Indeed. Still, I have yet to see a shred of evidence that Salvador Allende’s government violated any human rights. An excerpt from a thesis presented to a congress of the Chilean socialist party means very little.
It has been alleged here, by this “kharas”, that Allende’s party planned a civil war and that Allende’s government murdered 500 people. As to the second claim, I call it a lie and challenge kharas to back up his claim. As to the first, think a little: how could a party that governed a country for years and allegedly planned a civil war be so easily overthrown by a rebellion of its own military? Moreover, how could such a ruthless (“planned a civil war to kill 10.000 people!”) and bellicose party be totally subdued within a few hours, and kept subdued for two decades by killing only some 3,197 of its alleged militants?
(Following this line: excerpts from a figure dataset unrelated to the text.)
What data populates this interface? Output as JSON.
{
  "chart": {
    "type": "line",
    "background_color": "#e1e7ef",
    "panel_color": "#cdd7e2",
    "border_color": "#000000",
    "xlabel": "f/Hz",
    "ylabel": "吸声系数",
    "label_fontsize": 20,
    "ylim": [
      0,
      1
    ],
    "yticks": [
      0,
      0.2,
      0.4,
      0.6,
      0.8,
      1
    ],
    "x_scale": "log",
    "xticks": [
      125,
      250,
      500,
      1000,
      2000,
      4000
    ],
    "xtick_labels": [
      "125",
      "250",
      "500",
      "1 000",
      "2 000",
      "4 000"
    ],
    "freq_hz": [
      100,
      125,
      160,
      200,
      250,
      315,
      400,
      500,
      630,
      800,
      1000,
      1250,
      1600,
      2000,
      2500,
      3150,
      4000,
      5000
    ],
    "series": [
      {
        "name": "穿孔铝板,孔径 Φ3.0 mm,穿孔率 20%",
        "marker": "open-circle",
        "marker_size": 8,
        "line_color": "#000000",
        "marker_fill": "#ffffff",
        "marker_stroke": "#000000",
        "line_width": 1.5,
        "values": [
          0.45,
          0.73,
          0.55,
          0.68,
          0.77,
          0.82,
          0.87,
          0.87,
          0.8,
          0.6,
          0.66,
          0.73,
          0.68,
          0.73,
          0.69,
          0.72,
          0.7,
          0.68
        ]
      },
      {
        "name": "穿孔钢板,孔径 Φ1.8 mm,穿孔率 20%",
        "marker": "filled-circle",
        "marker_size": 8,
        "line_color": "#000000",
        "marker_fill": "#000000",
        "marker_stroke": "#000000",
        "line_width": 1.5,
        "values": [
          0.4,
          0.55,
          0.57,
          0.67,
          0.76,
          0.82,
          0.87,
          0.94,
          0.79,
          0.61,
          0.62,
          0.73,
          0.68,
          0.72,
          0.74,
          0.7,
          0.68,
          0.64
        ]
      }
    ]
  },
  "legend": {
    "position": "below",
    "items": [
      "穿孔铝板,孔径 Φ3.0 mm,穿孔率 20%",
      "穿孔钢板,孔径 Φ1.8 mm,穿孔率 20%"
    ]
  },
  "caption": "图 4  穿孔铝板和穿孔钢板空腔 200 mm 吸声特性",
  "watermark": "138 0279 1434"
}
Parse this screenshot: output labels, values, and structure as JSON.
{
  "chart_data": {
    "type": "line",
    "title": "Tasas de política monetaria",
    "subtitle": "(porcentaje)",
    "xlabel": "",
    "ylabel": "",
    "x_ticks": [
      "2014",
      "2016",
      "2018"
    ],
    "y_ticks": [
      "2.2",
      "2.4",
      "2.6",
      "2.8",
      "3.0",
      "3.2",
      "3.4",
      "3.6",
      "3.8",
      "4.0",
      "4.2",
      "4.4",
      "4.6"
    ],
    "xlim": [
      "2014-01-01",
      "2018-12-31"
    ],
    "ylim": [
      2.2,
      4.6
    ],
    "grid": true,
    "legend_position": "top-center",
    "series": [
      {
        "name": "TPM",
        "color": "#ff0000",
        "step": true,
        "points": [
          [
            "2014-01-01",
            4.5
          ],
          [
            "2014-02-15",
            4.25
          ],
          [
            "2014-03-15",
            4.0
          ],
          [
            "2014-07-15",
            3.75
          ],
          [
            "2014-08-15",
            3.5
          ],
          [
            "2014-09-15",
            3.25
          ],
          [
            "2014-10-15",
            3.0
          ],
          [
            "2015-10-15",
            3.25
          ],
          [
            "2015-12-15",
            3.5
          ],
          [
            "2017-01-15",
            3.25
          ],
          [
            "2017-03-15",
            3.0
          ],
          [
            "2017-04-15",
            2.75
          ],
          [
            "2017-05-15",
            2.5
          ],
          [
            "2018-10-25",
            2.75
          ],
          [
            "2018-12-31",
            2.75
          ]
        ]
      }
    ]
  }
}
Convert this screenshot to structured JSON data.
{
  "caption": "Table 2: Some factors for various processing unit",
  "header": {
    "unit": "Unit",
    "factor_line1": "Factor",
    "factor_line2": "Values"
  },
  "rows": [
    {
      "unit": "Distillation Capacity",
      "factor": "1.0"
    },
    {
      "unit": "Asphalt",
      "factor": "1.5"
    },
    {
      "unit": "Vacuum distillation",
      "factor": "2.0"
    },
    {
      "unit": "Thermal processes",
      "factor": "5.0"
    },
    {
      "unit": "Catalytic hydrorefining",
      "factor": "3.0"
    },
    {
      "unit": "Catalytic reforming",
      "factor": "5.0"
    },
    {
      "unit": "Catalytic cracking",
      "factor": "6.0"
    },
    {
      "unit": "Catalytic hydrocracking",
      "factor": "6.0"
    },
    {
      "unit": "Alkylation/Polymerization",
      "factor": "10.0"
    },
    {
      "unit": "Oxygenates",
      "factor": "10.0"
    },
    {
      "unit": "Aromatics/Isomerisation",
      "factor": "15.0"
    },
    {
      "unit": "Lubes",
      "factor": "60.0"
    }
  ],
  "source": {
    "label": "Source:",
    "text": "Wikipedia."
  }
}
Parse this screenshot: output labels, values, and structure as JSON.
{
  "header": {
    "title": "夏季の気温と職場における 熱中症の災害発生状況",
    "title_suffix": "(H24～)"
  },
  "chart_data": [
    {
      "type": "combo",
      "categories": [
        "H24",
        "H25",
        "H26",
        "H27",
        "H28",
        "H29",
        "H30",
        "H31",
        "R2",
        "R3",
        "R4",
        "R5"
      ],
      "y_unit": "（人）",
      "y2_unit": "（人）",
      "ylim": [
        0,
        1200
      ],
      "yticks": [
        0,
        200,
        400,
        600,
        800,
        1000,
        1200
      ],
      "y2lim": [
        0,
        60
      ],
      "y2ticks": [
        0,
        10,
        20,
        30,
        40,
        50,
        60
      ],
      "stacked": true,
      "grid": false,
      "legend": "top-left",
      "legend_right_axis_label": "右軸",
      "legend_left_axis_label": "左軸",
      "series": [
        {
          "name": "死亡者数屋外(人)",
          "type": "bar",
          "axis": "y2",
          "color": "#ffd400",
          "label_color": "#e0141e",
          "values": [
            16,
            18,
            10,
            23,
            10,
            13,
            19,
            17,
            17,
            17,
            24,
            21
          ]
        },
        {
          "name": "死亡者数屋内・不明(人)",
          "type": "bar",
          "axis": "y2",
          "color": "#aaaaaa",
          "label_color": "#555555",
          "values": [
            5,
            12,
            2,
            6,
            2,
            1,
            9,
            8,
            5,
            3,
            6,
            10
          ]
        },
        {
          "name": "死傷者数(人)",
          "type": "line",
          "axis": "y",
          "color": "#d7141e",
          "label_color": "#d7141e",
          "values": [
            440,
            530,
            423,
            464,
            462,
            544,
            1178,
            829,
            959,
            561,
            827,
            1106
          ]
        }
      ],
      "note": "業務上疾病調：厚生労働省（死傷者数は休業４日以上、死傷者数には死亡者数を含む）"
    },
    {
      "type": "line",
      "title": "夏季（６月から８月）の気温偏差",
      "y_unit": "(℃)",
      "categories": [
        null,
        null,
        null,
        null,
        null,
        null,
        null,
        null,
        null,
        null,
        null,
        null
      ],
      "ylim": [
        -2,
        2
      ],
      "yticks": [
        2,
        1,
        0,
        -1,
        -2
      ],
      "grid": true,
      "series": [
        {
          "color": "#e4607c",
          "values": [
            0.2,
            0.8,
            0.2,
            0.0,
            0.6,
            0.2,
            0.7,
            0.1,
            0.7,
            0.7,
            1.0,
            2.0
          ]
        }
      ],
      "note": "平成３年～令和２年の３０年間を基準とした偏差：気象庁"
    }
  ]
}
What I gather from this thread is that Pinochet’s apologists are fond of cherry-picking the most inflammatory declarations by a few members of the chilean socialist party, made during years of heated political debate, in a vain hope to somehow justify general Pinochet’s treachery against his own state, in 1973.
Tomas2005 said:
If someone stands for the principle of the final confrontation on the field of the armed warfare, it hardly means anything less bad than massacres or a civil war.
(…)
Somehow I do see the coup itself as justified in the light of what was going on in Chile before 1973. Something had to happen. On the other hand, I recognize Allende vs. Pinochet is comparing two evils. The thing is, communism was the main global danger in the Cold War era.

Think! If the Chilean socialist party was indeed planning a civil war, why were no military tightly under its control (quite the opposite)? Why was it suppressed so easily? Allende and his government never endorsed any thoughts of a civil war. That’s why they died and Pinochet ruled as autocrat of Chile (I will not even grace him with the title of dictator).